Diese und ähnliche Dialoge bestimmen das Geschehen, wenn Anita Köchl und Edi Jäger mitten in der Nacht an einer Parkbank aneinander geraten. Ein randvolles Emailwerk erlebt mit gestraffter Gesichtsmuskulatur wie zwei vom Leben - oder besser von ihren Lebenspartnern - enttäuschten Individuen versuchen, ihrer Enttäuschung Herr zu werden und sich dabei immer näher kommen. Die Komödie „Amaretto“ von Uli Bree ist der Spielgemeinschaft Köchl&Jäger auf den Leib geschrieben.

 

Manchmal tiefsinniger, manchmal pfeilgerader Wortwitz, immer wieder abgerundet mit etwas Slapstick, gehören eindeutig zur Kernkompetenz des genialen Komödiantenpaares. Während Jäger in der Rolle des betrogenen, etwas naiven, in jedem Fall aber grenzenlos unbeholfenen Yuppie aufgehen darf, spielt Köchl die entzauberte, erdige und völlig unromantische Ex eines Pantomimen. Das Publikum muss alles mit ansehen und findet dabei kaum Zeit zum Atmen.

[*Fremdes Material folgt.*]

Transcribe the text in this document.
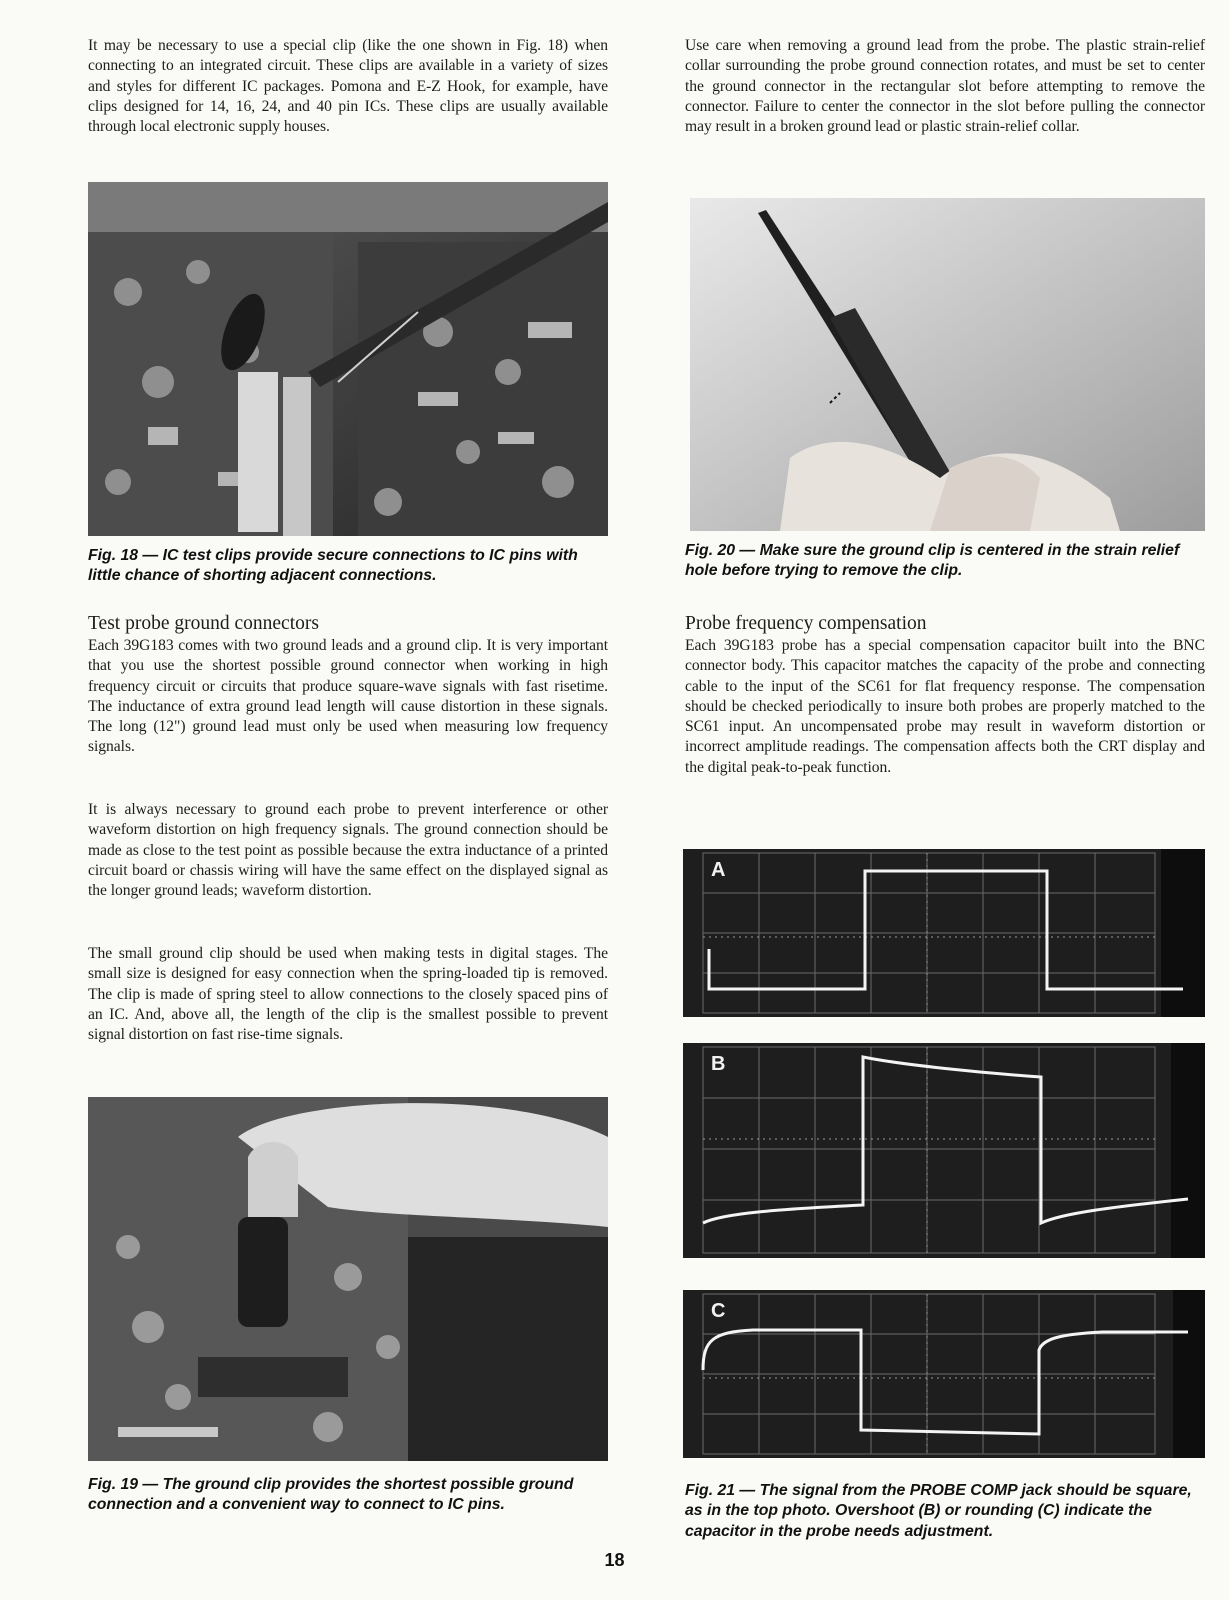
It may be necessary to use a special clip (like the one shown in Fig. 18) when connecting to an integrated circuit. These clips are available in a variety of sizes and styles for different IC packages. Pomona and E-Z Hook, for example, have clips designed for 14, 16, 24, and 40 pin ICs. These clips are usually available through local electronic supply houses.

Fig. 18 — IC test clips provide secure connections to IC pins with little chance of shorting adjacent connections.

Test probe ground connectors

Each 39G183 comes with two ground leads and a ground clip. It is very important that you use the shortest possible ground connector when working in high frequency circuit or circuits that produce square-wave signals with fast risetime. The inductance of extra ground lead length will cause distortion in these signals. The long (12") ground lead must only be used when measuring low frequency signals.

It is always necessary to ground each probe to prevent interference or other waveform distortion on high frequency signals. The ground connection should be made as close to the test point as possible because the extra inductance of a printed circuit board or chassis wiring will have the same effect on the displayed signal as the longer ground leads; waveform distortion.

The small ground clip should be used when making tests in digital stages. The small size is designed for easy connection when the spring-loaded tip is removed. The clip is made of spring steel to allow connections to the closely spaced pins of an IC. And, above all, the length of the clip is the smallest possible to prevent signal distortion on fast rise-time signals.

Fig. 19 — The ground clip provides the shortest possible ground connection and a convenient way to connect to IC pins.

Use care when removing a ground lead from the probe. The plastic strain-relief collar surrounding the probe ground connection rotates, and must be set to center the ground connector in the rectangular slot before attempting to remove the connector. Failure to center the connector in the slot before pulling the connector may result in a broken ground lead or plastic strain-relief collar.

Fig. 20 — Make sure the ground clip is centered in the strain relief hole before trying to remove the clip.

Probe frequency compensation

Each 39G183 probe has a special compensation capacitor built into the BNC connector body. This capacitor matches the capacity of the probe and connecting cable to the input of the SC61 for flat frequency response. The compensation should be checked periodically to insure both probes are properly matched to the SC61 input. An uncompensated probe may result in waveform distortion or incorrect amplitude readings. The compensation affects both the CRT display and the digital peak-to-peak function.

A
B
C

Fig. 21 — The signal from the PROBE COMP jack should be square, as in the top photo. Overshoot (B) or rounding (C) indicate the capacitor in the probe needs adjustment.

18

Ausgerechnet über seine hilflosen Versuche, sich auf die eine oder andere Art das Licht auszublasen, finden die Beiden im Film „Pulp Fiction“ eine Gemeinsamkeit und damit auch zueinander. Immer tiefer geht das Frage und Antwortspiel der beiden Gehörnten um halb drei Morgens im Park und gipfelt schließlich in seiner Fantasie, er würde gerne einer Frau Tropfen von Amaretto vom Hals abwärts lecken bis…

Es scheint unfassbarer Zufall zu sein, als die Beiden feststellen, dass sie mit dem Partner des jeweils anderen betrogen wurden, dass sie über Socken in Hundekacke, Alkohol und die Kastelruther Spatzen zueinander gefunden haben. Und während sich die Gäste im Emailwerk noch die Tränen aus den Augen wischen und gleichzeitig darüber grübeln ob es diese Zufälle wirklich geben kann, holen Köchl und Jäger zum alles vernichtenden Schlag aus. Schauspielerisch sind die beiden bereits in Bestform, im Stück lauert aber noch die alles verkehrende Wendung…

 

Sind Beziehungen innen so, wie sie nach außen scheinen? Was hält eine Beziehung zusammen? Wie viel kann oder muss man an einer Beziehung „arbeiten“, ohne dass sie an Authentizität verliert oder gar zum Schauspiel wird? Sind Beziehungen erneuerbar? Neigen wir dazu, Beziehungen mit allerlei Zierrat auszuschmücken, um die Leere zu überdecken? Oder ist alles bestens und wir sorgen nur für zusätzlichen Spaß? Wer sich bei Amaretto, gespielt von zwei grandiosen Mimen, nicht nur vor Lachen in die Finger gebissen, sondern sich danach auch eine Nachdenkpause gegönnt hat – dem wird vielleicht die eine oder andere Frage dieser Art durch den Kopf gegangen sein. Gut so.